See the future, then design it. Create systems, services and products which maximise positive impact for people, economies and environments.

Design students in studio during a design sprint

A career in design

Designers are increasingly relied on to lead innovation. They find work in multiple industries and are responsible for identifying opportunities to achieve better commercial, social and environmental outcomes.

If you’re curious, creative, analytical and agile, a career in design might be for you. The future of work belongs to those who are excited by uncertainty and unafraid to take risks. With technologies and processes such as augmented realities, machine learning, rapid prototyping and systems thinking becoming more prevalent, future jobs need future skills.

Increasingly, Designers are relied upon to be the groundbreakers and change-makers as they engage in the world with agility, confidence and intention to be part of moments of invention and impact.

During your study, you will have the opportunity to build a portfolio and develop an individual design profile that evidences capability and care. You will learn how to contribute research, ideation, visualisation, prototyping, testing, storytelling skills and project management alongside knowledge of best practice in the field. Our teaching and research are designed to adapt quickly to future conversations, deviations and transformations. This structure ensures our graduates have the tools to respond to technological and societal behaviour change.

We promote a studio culture, where students work closely together to encourage idea sharing and collaboration. This learning environment mimics the reality of a practising designer, who works with various stakeholders to analyse and identify opportunities to develop the most appropriate outcome.

Because of this need to work in cross-disciplinary teams, the Bachelor of Design conjoint options encourage foundation knowledge in another subject area, as well as experience working alongside students with different skill sets, expertise and approaches.

Sector outlook

Organisations are now requiring a better understanding of the potential in new technologies* and the new social practices that drive technological advances. The pace of change is so rapid that companies risk being left behind if they do not explore adoption and integration. It is the designer’s role to bring a responsibly disruptive lens to business challenges and opportunities to drive innovative solutions and exceptional customer experiences. Firms are increasingly embracing contemporary design practices and developing permanent roles for designers to contribute to their future thinking.

As disruption replaced consumption as the focus for innovation, now responsibility and viability are core expectations. The Bachelor of Design course content connects with the United Nations Global Goals for Sustainable Development, a group of 17 areas where organisations are finding value beyond commercial success. With the explicit intention to be part of positive change in society and the sustainable progress of the diverse environments we engage with, designers are already having a transformative impact in all sectors of industry, government and community.

*The Future of Jobs Report 2018, World Economic Forum.

Job options

Many new roles have emerged from Design. Design jobs that were not common five years ago are now in high demand throughout industry sectors and attract higher salaries than typically offered to the more traditional design roles.
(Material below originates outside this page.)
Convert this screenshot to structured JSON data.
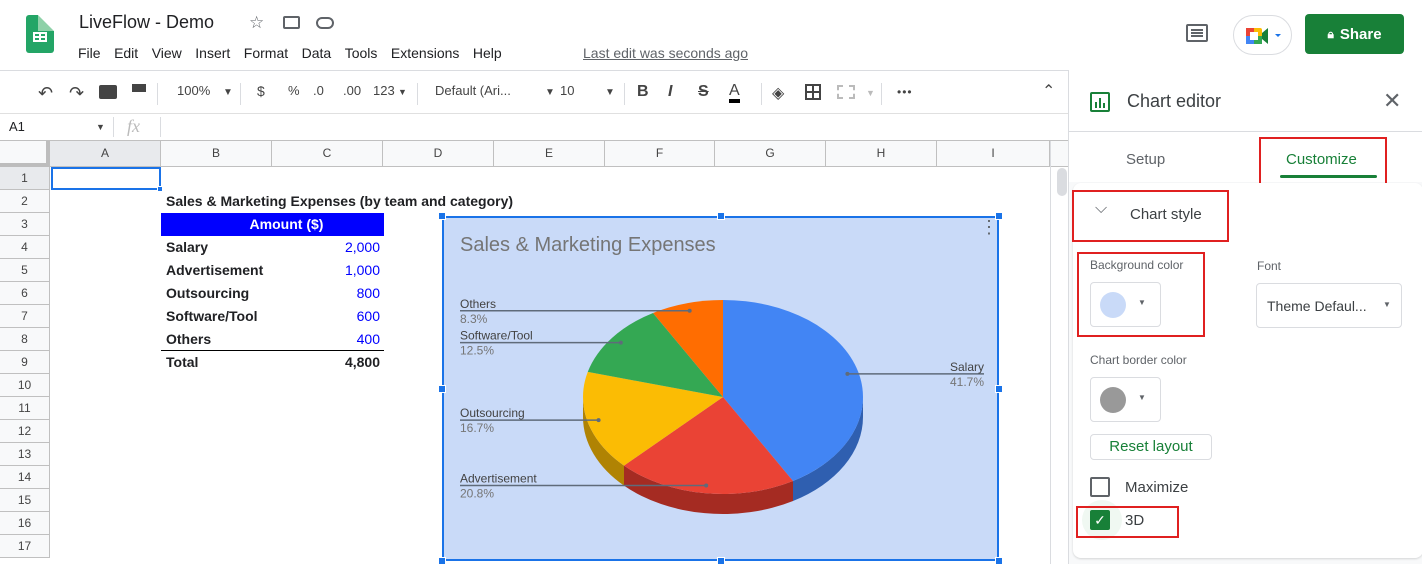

New opportunities for skilled designers will continue to emerge as all industries are affected by advancing technologies, changing social values and consumer behaviours.

Our programme prepares students for existing and expanding opportunities by offering the space and support to experiment with a variety of methods and tools with industry partners and community collaborators. Students will develop a skill set and portfolio of projects that equip them with flexible design expertise.

The Bachelor of Design will give graduates both a local and global context, so you will be prepared to take on roles here and overseas within the following areas: 

  • Experience designer (UX)
  • Service designer
  • Interface designer (UI)
  • Interaction designer (IxD)
  • Creative technologist
  • Design strategist
  • Digital designer
  • Gamification
  • Information designer
  • Systems designer
  • Customer experience designer (CX)

Some tips for job seeking:

We recommend you explore job search engines such as SEEK and LinkedIn to learn more about the jobs listed above. You can also find opportunities by combining job titles such as ‘Experience Strategist’ or ‘Digital Interface Designer’. Try searching for jobs in New Zealand and worldwide. Expanding your search beyond New Zealand helps you see what jobs might be established in some countries and on the horizon for others.